Funciona um ferro-velho dentro do Parque Nacional do Iguaçu. Feio como todo ferro-velho. É um terreno baldio onde relíquias da civilização industrial apodrecem ao relento. Fica num pequeno desvio da estrada que leva os turistas às cataratas. Mas, escondido pudicamente atrás das árvores, não passa nem perto do roteiro da visitação.
O que é lastimável. Seria uma parada indispensável à educação ambiental do público. Porque aqueles carros enferrujados, de modelos que saíram de linha faz muito tempo, com o mato subindo pelas latarias, foram todos apreendidos pelos fiscais nas mãos de caçadores clandestinos, palmiteiros e outros agentes da pilhagem constante que os moradores da vizinhança praticam, em nome de costumes locais irreprimíveis, contra o patrimônio do país, guardado no Iguaçu.
Antes, aquelas sucatas eram entregues às delegacias locais. Mas voltavam rapidamente às mãos dos proprietários, devolvidas por uma polícia simpática ou cúmplice, sob as ordens de políticos e prefeitos que tratam essas coisas como manifestações culturais.

Presos no parque até o fim de processos que não acabam nunca, os carros, pelo menos, não reincidem no furto, como seus donos. São Wons, Stumpf, Bergen ou Simermann, formando verdadeiras dinastias de infratores. Repetem-se na papelada, também, suas histórias – quase sempre de “agricultores”, “pedreiros”, “marceneiros”, trabalhadores humildes, que estavam “sem emprego” e por isso foram contratados para ganhar no meio da noite um dinheirinho fácil e pingado. Ou seja, obra grande de povo miúdo.
Seus depoimentos perpetuam a lenda de que roubar o parque é atividade de subsistência. Mas elas têm por trás autênticas indústrias. Pelo menos um mandado levou à casa de um pastor protestante, que abriu a porta aos fiscais com a afabilidade de quem não tinha nada a esconder. Tomou mesmo a iniciativa de ir à frente com a mulher, guiando a busca, cômodo por cômodo, como se tivesse orgulho de exibir a ordem doméstica simples e decorosa.
Até que um fiscal se ajoelhou diante de uma cama, coberta até o chão por colcha imaculada. E descobriu que todos os móveis estocavam maços de palmito entre as pernas. Tratava-se, nas horas vagas do culto, de um empresário do ramo de conservas caseiras.

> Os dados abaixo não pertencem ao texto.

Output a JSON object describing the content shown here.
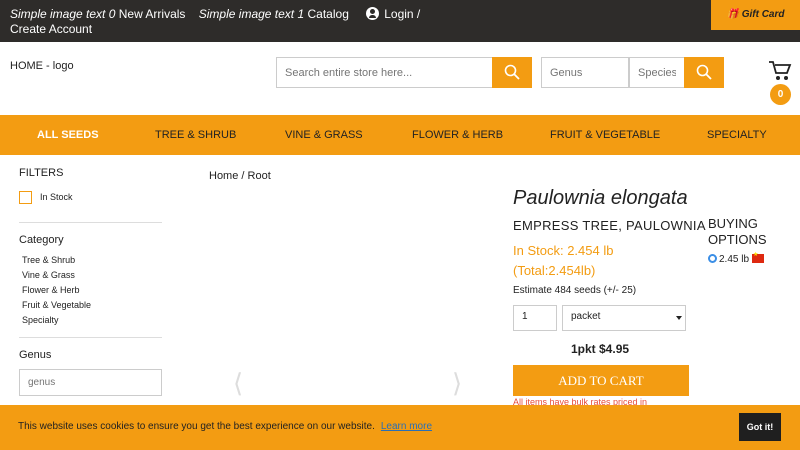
{
  "topbar": {
    "link1_italic": "Simple image text 0",
    "link1": "New Arrivals",
    "link2_italic": "Simple image text 1",
    "link2": "Catalog",
    "account": "Login / Create Account",
    "gift": "Gift Card"
  },
  "header": {
    "logo": "HOME - logo",
    "search_placeholder": "Search entire store here...",
    "genus_placeholder": "Genus",
    "species_placeholder": "Species",
    "cart_count": "0"
  },
  "nav": [
    "ALL SEEDS",
    "TREE & SHRUB",
    "VINE & GRASS",
    "FLOWER & HERB",
    "FRUIT & VEGETABLE",
    "SPECIALTY"
  ],
  "filters": {
    "title": "FILTERS",
    "instock": "In Stock",
    "category_title": "Category",
    "categories": [
      "Tree & Shrub",
      "Vine & Grass",
      "Flower & Herb",
      "Fruit & Vegetable",
      "Specialty"
    ],
    "genus_title": "Genus",
    "genus_placeholder": "genus"
  },
  "breadcrumb": "Home / Root",
  "product": {
    "name": "Paulownia elongata",
    "common": "EMPRESS TREE, PAULOWNIA",
    "stock": "In Stock: 2.454 lb",
    "total": "(Total:2.454lb)",
    "estimate": "Estimate 484 seeds (+/- 25)",
    "qty": "1",
    "unit": "packet",
    "price": "1pkt $4.95",
    "add_to_cart": "ADD TO CART",
    "bulk": "All items have bulk rates priced in"
  },
  "buying": {
    "title": "BUYING OPTIONS",
    "option": "2.45 lb"
  },
  "cookie": {
    "message": "This website uses cookies to ensure you get the best experience on our website.",
    "learn": "Learn more",
    "ok": "Got it!"
  },
  "colors": {
    "accent": "#f39c12",
    "dark": "#2e2c2a"
  }
}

Outros nomes recorrentes são os das cidades nas placas dos automóveis. De Capanema, Medianeira, Serranópolis vem a maior parte da frota encalhada no ferro-velho. Não só por serem cidades próximas. Mas sobretudo por nunca levantarem um dedo para coibir a pirataria, mesmo se muitas delas embolsam como ICMS ecológico as indenizações pela presença de uma unidade de conservação federal em território municipal.

São essas as cidades que o projeto 7.123, do deputado paranaense Assis do Couto, quer agora premiar com a reabertura da Estrada do Colono, cortando o parque de um lado a outro. Ela deixou de ser aquele atalho rodoviário de anos atrás, defendido por invasões violentas como indispensável ao escoamento da produção agrícola. Virou “ecológica”. Promete fazer “educação ambiental” e promover o “desenvolvimento rural sustentável”.
Só se a engenharia genética tantas fez que agora a soja transgênica quer porque quer passear na floresta. Porque difícil mesmo de acreditar é na nova política de boa vizinhança. Os municípios envolvidos com a Estrada do Colono já provaram até cansar que têm prefeituras inidôneas para lidar com o parque.